Kids Farm Program – Haiti – The children served by this program come from one of the most deprived regions of the Haitian countryside. Victims of natural disasters, lack of education, and abject poverty, the community struggles to serve as an economically and physically sustainable one for the people who live there. The children face issues such as a lack of nutritious food, clothing, shoes, safe housing, and access to drinking water. The Kid Farm program teaches the kids about sustainable gardening techniques, which would help their community overcome hunger and poverty. Through education and the essential tools, the children discover new thoughts and ideas which they can use to break the cycle of poverty.
Nutritional Program – Honduras – The children served by this program come from homes where parents do not have a stable job or income. Food is therefore, not a constant in these households. Many of these children start school, but end up dropping out due to lack of supplies and resources to keep them attending. The Nutritional Program provides breakfast for 214 school-age children every morning, to ensure that they are ready for work and study at school. The children who benefit from this program have greatly improved their physical, emotional and spiritual health, bettering their chances at greater academic achievement and quality of life.
(Above) 2015 Recipient - Kids Farm Program - Haiti.
The Arts Support Academics Program (ASAP) – Chicago, IL – ASAP is designed to aid students, ages 6 through 18, in achieving the viable learning skills and creative experiences that will support them in their academic achievements and help develop their expressive abilities in the arts. The after-school and recess arts academy program services conducts educational program activities that keep at-risk children and juveniles from becoming delinquent, dropping out of school, and participating in other anti-social behaviors that have an adverse effect on the community.

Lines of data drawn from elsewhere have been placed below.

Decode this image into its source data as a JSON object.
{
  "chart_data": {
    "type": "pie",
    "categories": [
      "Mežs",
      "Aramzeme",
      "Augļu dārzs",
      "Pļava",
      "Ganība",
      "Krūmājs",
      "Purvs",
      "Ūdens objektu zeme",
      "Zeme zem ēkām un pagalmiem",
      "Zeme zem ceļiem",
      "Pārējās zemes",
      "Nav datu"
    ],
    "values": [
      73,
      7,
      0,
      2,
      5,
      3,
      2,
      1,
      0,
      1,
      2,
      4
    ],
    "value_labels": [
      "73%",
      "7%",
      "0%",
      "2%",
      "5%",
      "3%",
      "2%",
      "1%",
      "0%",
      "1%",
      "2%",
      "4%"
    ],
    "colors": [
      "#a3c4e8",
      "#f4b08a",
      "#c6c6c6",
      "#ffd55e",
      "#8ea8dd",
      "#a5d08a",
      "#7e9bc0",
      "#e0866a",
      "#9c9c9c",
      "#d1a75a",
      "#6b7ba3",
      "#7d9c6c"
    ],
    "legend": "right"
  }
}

Integrated Children Development Program – Philippines – This program is geared towards poor urban communities, contributing to the process of children’s empowerment and self-affirmation through access to education, health, leadership development, and spiritual formation. Many of the children served are otherwise left unattended as parents seek jobs outside the communities. These children often become victims of bullying and other forms of child abuse. ICDP’s hope is that children who benefit from this program will begin to engage in the larger social concerns through child’s rights advocacy and children’s organizing, thus becoming valuable assets to their communities.
Nhlambeni Welcome Place Enrichment Program – Swaziland – Nhlambeni is a poor rural community in Swaziland where many orphans live in homesteads scattered over rugged terrain. Because close to one-third of the population is affected by HIV/AIDS, under-aged children find themselves responsible for taking care of households. Many of these children lack adequate nutrition, miss school and have little opportunity for social enrichment. Before the Welcome Place, children would gather under a tree to eat what little they could find. The Welcome Place now houses a pre-school where the children enjoy nutritious meals and a safe learning environment.
United Methodist Community Outreach Program, Roanoke, VA – The program empowers inner-city kids to break out of poverty, and gives them experiences that they would not normally have. Poverty among children is disturbingly common in Roanoke, VA, and families struggle to feed their children who often have poor health, behavioral and emotional problems and difficulties in socializing with peers. At the Community Outreach Program, the children are fed nutritious meals, and are engaged in learning math, spelling, reading, bible lessons and even physical education.